Der Mann erinnert entfernt an den abgedrehten „Doc“ aus Zurück in die Zukunft, nur dass er noch schrulliger, noch verrückter und vor allem eins ist: wirklich witzig. Mit dem durchgeknallten Erfinder des Films verbindet ihn ansonsten noch zweierlei: eine Vorliebe für äußerst absurde Konstruktionen und für wilde Frisuren, die aussehen wie gerade nach dem Aufstehen. Bei Jean Baptiste Thierrée weiß man allerdings nie, ob man es nicht mit einer seiner unzähligen Perücken zu tun hat – oder ob sein schlohweißer Schopf nicht auch nur angeklebt ist.

Zusammen mit Victoria Chaplin bildet er den Cirque Invisible, der bis zum 29. Oktober auf dem Platz der Fliegenden Bauten gastiert. Schon 1994 sorgten sie im St.-Pauli-Theater für Begeisterungsstürme, was nun bei der Premiere im blauen Zelt nicht anders war. Das zweiköpfige Familienunternehmen zeichnet sich aus durch einen schier unerschöpflichen Ideenreichtum – man fragt sich immerzu, wie es bei diesen humanoiden Fabelwesen wohl zu Hause abgeht.

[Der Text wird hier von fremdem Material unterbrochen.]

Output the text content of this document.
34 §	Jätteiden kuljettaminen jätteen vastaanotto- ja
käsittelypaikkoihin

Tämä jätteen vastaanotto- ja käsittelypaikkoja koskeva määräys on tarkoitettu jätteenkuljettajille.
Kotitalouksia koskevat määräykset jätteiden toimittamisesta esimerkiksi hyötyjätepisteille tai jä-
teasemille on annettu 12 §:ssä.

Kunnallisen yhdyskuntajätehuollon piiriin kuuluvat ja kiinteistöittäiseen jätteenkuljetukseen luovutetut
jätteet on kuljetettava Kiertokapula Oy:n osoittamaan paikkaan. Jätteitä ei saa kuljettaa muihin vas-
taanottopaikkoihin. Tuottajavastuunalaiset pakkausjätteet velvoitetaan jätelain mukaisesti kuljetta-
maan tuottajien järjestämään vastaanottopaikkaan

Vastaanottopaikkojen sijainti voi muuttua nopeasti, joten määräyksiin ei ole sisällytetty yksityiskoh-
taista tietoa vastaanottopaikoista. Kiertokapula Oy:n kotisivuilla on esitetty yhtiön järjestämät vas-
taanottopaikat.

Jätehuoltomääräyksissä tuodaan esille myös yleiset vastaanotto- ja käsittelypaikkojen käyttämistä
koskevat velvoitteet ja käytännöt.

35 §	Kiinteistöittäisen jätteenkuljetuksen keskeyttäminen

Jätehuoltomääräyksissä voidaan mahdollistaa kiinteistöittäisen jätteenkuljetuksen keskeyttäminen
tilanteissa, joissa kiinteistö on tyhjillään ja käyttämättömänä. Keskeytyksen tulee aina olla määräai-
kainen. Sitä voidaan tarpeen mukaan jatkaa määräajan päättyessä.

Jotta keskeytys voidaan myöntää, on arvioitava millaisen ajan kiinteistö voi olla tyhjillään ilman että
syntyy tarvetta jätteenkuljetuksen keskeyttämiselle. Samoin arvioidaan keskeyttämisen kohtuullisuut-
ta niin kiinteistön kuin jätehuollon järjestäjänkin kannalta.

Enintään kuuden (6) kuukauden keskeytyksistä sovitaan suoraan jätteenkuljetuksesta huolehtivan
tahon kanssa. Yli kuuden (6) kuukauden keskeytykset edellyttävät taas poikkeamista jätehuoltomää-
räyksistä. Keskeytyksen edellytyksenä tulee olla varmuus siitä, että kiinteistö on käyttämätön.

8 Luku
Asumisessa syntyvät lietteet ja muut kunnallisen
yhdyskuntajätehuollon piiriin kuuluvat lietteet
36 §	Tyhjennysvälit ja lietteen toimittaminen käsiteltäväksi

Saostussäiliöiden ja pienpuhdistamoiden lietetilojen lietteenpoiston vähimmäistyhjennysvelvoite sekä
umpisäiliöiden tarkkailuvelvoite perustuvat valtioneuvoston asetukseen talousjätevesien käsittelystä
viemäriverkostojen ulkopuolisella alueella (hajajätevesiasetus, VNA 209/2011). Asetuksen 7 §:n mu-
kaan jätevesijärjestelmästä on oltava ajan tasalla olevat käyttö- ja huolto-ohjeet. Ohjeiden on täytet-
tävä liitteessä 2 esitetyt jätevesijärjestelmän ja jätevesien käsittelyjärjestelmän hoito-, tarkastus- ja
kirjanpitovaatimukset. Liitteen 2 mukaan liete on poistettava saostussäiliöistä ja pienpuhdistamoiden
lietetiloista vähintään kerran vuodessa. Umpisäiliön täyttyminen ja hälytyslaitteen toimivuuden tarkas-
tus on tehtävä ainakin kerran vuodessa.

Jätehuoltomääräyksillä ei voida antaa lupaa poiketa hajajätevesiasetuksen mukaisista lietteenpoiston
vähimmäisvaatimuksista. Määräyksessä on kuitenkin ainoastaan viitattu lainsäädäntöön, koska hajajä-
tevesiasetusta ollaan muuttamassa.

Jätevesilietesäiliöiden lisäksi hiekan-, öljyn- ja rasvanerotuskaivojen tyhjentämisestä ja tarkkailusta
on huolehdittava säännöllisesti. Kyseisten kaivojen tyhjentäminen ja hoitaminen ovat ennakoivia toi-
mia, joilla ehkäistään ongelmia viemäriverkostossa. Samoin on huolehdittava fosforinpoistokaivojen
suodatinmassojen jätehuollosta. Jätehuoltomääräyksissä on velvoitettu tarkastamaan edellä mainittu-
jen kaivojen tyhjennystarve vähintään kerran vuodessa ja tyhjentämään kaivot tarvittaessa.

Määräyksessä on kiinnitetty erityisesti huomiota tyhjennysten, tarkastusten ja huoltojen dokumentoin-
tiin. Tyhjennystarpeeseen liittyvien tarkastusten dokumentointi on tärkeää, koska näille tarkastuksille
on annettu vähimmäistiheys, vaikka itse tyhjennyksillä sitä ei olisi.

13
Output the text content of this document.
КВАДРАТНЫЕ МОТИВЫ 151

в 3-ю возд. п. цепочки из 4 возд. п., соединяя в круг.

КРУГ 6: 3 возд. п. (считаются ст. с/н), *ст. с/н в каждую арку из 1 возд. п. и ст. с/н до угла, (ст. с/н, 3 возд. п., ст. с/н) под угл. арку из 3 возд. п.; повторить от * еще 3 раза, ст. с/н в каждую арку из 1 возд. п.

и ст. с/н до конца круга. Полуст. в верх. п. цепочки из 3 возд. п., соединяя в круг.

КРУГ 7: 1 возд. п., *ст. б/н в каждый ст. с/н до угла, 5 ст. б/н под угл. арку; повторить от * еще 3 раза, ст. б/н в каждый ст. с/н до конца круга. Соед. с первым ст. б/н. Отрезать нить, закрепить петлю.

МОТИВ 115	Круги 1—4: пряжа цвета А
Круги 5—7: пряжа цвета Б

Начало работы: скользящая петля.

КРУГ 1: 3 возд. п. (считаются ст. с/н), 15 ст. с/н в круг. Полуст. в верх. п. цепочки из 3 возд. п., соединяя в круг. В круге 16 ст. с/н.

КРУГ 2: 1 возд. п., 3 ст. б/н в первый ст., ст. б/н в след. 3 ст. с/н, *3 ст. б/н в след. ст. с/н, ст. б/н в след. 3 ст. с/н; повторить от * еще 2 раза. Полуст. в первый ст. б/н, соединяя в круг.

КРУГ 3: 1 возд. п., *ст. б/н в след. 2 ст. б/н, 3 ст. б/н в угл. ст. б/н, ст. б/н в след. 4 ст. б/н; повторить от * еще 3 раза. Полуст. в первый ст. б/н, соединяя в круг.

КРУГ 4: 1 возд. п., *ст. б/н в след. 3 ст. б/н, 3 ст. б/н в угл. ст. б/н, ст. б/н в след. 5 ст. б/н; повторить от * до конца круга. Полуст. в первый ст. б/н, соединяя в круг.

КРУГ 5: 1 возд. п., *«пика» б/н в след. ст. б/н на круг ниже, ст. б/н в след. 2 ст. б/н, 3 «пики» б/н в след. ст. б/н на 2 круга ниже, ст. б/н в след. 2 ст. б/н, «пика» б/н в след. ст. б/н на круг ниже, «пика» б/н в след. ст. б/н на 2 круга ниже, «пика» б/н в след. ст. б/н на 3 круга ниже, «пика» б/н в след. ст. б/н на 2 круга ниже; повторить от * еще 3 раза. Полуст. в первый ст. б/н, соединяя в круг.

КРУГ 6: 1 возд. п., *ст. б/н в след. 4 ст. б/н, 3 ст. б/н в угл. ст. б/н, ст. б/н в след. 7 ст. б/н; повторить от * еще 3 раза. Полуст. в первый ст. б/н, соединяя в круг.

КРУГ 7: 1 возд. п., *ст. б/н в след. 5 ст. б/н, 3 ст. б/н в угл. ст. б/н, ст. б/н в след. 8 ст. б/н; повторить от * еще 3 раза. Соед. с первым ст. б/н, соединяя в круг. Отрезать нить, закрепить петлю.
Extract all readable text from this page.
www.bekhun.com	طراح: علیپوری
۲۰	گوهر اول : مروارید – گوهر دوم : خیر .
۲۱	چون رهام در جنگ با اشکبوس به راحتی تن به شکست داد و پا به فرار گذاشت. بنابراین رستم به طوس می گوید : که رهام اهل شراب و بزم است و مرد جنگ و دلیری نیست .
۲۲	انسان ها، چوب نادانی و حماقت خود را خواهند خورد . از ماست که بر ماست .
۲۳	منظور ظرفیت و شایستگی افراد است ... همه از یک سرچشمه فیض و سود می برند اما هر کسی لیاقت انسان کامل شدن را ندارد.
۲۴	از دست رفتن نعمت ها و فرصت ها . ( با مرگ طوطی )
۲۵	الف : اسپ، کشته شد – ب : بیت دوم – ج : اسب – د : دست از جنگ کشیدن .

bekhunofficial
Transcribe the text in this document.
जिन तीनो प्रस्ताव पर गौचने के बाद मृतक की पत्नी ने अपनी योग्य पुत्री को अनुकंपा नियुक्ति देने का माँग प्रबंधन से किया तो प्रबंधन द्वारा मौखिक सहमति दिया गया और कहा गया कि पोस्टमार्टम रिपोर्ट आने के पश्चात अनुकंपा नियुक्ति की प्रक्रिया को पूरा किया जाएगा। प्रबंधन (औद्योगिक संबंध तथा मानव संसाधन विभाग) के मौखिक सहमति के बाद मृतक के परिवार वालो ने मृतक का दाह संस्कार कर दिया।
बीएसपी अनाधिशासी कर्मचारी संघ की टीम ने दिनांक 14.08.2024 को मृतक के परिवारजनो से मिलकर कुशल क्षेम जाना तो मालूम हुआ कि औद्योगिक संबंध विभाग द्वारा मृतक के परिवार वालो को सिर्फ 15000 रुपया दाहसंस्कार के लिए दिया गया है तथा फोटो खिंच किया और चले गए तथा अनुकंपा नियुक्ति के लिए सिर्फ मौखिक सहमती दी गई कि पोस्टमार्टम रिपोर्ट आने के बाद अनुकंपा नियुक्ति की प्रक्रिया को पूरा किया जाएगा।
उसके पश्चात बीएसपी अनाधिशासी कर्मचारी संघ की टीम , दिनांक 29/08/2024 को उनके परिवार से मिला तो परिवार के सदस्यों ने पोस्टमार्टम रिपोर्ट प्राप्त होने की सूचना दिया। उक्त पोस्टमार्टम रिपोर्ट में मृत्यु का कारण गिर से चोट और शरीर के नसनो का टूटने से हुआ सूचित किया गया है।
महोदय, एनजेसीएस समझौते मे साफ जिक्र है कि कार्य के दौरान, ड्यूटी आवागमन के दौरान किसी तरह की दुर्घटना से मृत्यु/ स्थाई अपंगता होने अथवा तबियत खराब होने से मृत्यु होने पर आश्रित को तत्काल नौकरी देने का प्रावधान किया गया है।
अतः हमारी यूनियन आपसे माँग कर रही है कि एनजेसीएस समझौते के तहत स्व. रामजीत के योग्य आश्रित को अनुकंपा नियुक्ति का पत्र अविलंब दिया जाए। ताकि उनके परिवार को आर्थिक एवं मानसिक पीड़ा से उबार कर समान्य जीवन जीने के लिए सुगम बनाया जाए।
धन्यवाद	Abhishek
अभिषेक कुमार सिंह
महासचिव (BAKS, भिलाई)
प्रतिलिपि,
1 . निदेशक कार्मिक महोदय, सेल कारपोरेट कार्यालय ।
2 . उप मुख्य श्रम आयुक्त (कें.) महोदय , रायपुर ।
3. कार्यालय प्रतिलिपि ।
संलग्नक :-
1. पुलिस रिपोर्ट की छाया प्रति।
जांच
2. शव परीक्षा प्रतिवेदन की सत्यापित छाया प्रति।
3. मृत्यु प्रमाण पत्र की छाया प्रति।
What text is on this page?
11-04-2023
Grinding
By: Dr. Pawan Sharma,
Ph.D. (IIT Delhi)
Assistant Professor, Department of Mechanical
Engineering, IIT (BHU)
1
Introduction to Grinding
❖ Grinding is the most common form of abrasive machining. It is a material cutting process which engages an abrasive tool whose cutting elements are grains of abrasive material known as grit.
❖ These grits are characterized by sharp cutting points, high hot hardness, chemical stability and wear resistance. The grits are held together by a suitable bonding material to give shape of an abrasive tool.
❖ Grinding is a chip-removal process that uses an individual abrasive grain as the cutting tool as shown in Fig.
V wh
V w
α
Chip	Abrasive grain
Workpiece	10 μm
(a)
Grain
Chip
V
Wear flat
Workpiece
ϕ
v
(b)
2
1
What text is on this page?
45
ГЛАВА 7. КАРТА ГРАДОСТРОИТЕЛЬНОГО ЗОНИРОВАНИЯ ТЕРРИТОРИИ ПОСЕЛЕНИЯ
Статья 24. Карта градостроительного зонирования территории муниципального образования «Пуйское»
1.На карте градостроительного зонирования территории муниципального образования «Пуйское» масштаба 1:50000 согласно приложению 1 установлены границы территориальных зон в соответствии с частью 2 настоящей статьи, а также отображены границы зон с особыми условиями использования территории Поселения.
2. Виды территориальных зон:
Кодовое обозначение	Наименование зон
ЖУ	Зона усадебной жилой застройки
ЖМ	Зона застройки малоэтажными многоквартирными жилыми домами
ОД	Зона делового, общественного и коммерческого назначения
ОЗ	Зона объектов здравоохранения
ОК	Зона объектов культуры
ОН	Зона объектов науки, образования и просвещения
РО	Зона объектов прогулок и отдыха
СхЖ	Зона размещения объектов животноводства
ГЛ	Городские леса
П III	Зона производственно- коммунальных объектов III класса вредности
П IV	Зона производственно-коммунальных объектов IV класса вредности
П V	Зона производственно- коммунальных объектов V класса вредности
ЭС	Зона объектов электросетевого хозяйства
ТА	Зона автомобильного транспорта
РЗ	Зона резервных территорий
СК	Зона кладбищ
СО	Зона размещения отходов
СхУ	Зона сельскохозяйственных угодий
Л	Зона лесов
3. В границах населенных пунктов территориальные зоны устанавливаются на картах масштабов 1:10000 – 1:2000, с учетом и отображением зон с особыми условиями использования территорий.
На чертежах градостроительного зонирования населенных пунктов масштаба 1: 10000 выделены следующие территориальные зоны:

Thierrée ist wahrlich ein komischer Kauz: In seinem Gesicht leuchten Apfelbäckchen, und aus seinen Augen sprüht einem permanent die Vorfreude auf den nächsten Spaß entgegen. Victoria Chaplin, die jüngste Tochter Charlies, mutet nicht minder seltsam an: wie ein verschrecktes Mädchens mit ihren weit aufgerissenen Bambi-Augen, was sich bei der klassischen Säge-Nummer ungeheuer effektvoll ausnimmt.

In ihrem schmalen Gesicht spiegelt sich das ungläubige Staunen in Anbetracht unserer Welt, in die sie versehentlich aus ihrem Feenreich hineinkatapultiert wurde. Auch bei ihren Verwandlungen verdunstet nie die sie umgebende ästhetische Hülle: Stets leicht abwesend wirkend, führt sie in so fantasievollen wie perfekt durchdachten Kostümen einige Kreaturen ihres Reiches vor.

Die Ähnlichkeit mit Tieren, die auch wir in hiesigen Dimensionen kennen, garantiert Freude durch Wiedererkennen – wenngleich Chaplins grandiose brokatüberzogene Heuschrecke unseren kleinen grünen Hüpfern ohne weiteres den Rang abläuft.

Doch Thierreé sorgt immer wieder für die Rückkehr aus dem Wunderland. Kuststücke, die ihn mittels bierernster Mienen beim Publikum als gebenedeiten Magier dastehen lassen, sind ihm erfrischenderweise fremd. Vielmehr spielt er hemmungslos mit unseren Erwartungen sowie mit dreisten Tricks, die keine sind. Umso mehr schlägt er die Zuschauer in seinen Bann, wenn er dann wirklich zaubert.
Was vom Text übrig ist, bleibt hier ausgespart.